While other tenants will have to meet building code requirements, The Haven because its a group home is the only one needing a special approval from the city.
“There isn’t another decision by a public body that needs to be made,” said Katie Quinn, city spokesperson.
Pathways should close on the property by mid- to late summer. New tenants could begin moving in early next year.
Price said there are more than 40 area agencies offerings services to homeless or needy people. Eight or so will be at the new site, while others will have office space either for satellite work or to meet clients they then could take back to their main locations.
Some groups offer a hot meal. Some offer job training. Some offer educational resources.
“What we’re trying to do is coordinate their efforts,” he said.
Idea had to wait
Rock Hill leaders knew homelessness was an issue a decade ago. They formed a group to study options. Recession hit, Price said, and the idea had to wait. Last fall he was approached. Some remaining study group members and churches were looking to resurrect the plan.
Pathways is an independent organization, funded by local churches, groups and individuals. It could be three to six months before Pathways, which will own the new site pending the sale, knows which service organizations will locate there.
“We’re not sure how it will work,” Price said. “It’s the first time it’s been done in Rock Hill.”
A lack of details is nothing new, but Price doesn’t expect it to derail plans.
“God has just led us right along,” he said. “Everything has fallen into place.”

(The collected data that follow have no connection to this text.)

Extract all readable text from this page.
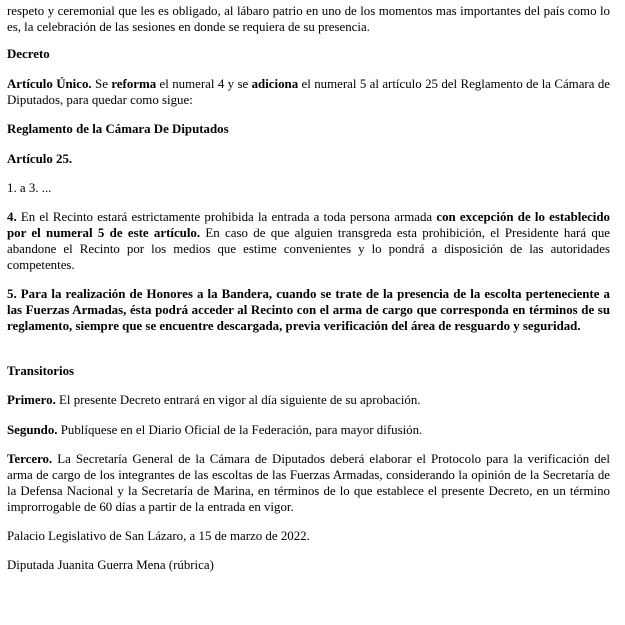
respeto y ceremonial que les es obligado, al lábaro patrio en uno de los momentos mas importantes del país como lo es, la celebración de las sesiones en donde se requiera de su presencia.

Decreto

Artículo Único. Se reforma el numeral 4 y se adiciona el numeral 5 al artículo 25 del Reglamento de la Cámara de Diputados, para quedar como sigue:

Reglamento de la Cámara De Diputados

Artículo 25.

1. a 3. ...

4. En el Recinto estará estrictamente prohibida la entrada a toda persona armada con excepción de lo establecido por el numeral 5 de este artículo. En caso de que alguien transgreda esta prohibición, el Presidente hará que abandone el Recinto por los medios que estime convenientes y lo pondrá a disposición de las autoridades competentes.

5. Para la realización de Honores a la Bandera, cuando se trate de la presencia de la escolta perteneciente a las Fuerzas Armadas, ésta podrá acceder al Recinto con el arma de cargo que corresponda en términos de su reglamento, siempre que se encuentre descargada, previa verificación del área de resguardo y seguridad.

Transitorios

Primero. El presente Decreto entrará en vigor al día siguiente de su aprobación.

Segundo. Publíquese en el Diario Oficial de la Federación, para mayor difusión.

Tercero. La Secretaría General de la Cámara de Diputados deberá elaborar el Protocolo para la verificación del arma de cargo de los integrantes de las escoltas de las Fuerzas Armadas, considerando la opinión de la Secretaría de la Defensa Nacional y la Secretaría de Marina, en términos de lo que establece el presente Decreto, en un término improrrogable de 60 días a partir de la entrada en vigor.

Palacio Legislativo de San Lázaro, a 15 de marzo de 2022.

Diputada Juanita Guerra Mena (rúbrica)
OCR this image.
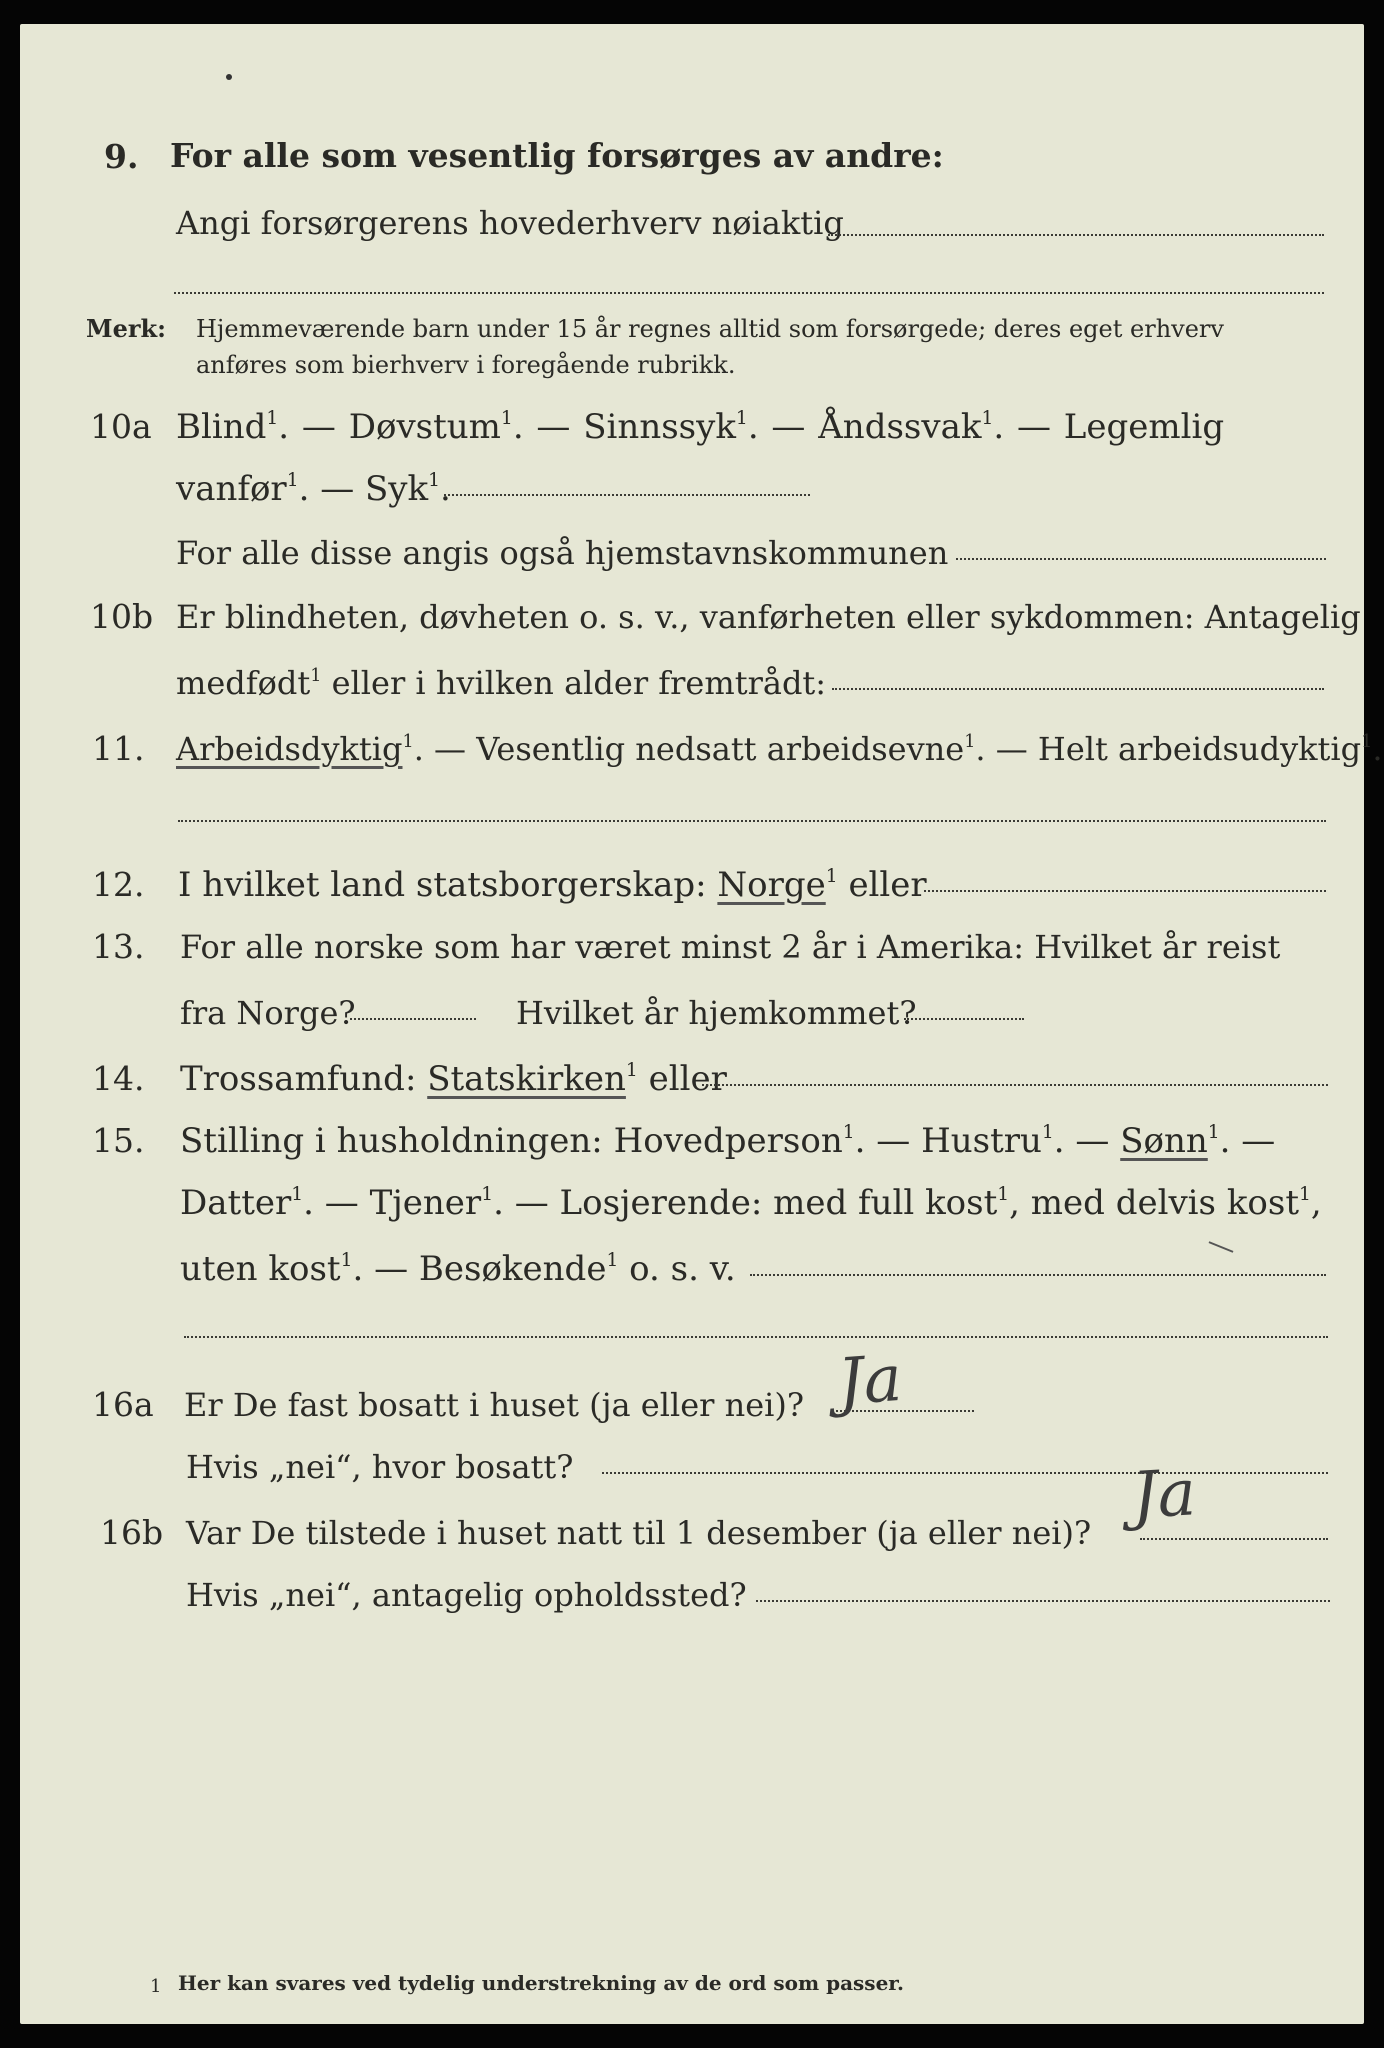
9. For alle som vesentlig forsørges av andre:
Angi forsørgerens hovederhverv nøiaktig
Merk: Hjemmeværende barn under 15 år regnes alltid som forsørgede; deres eget erhverv
anføres som bierhverv i foregående rubrikk.
10a Blind$^1$. — Døvstum$^1$. — Sinnssyk$^1$. — Åndssvak$^1$. — Legemlig
vanfør$^1$. — Syk$^1$.
For alle disse angis også hjemstavnskommunen
10b Er blindheten, døvheten o. s. v., vanførheten eller sykdommen: Antagelig
medfødt$^1$ eller i hvilken alder fremtrådt:
11. Arbeidsdyktig$^1$. — Vesentlig nedsatt arbeidsevne$^1$. — Helt arbeidsudyktig$^1$.
12. I hvilket land statsborgerskap: Norge$^1$ eller
13. For alle norske som har været minst 2 år i Amerika: Hvilket år reist
fra Norge?	Hvilket år hjemkommet?
14. Trossamfund: Statskirken$^1$ eller
15. Stilling i husholdningen: Hovedperson$^1$. — Hustru$^1$. — Sønn$^1$. —
Datter$^1$. — Tjener$^1$. — Losjerende: med full kost$^1$, med delvis kost$^1$,
uten kost$^1$. — Besøkende$^1$ o. s. v.
16a Er De fast bosatt i huset (ja eller nei)? Ja
Hvis „nei“, hvor bosatt?
16b Var De tilstede i huset natt til 1 desember (ja eller nei)? Ja
Hvis „nei“, antagelig opholdssted?
1 Her kan svares ved tydelig understrekning av de ord som passer.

Simpson said he believes there’s a reason the deal is happening.
“Ultimately it’ll be something we’ll all be proud of, proud to have in our community,” he said. “We’re helping people.”
For Gill, what started just a year ago as a concept already has “kind of morphed into a legitimate goal.”
That will allow him to better meet the one his group had all along.
“That’s the end result, taking care of these people that we have in our community,” Gill said.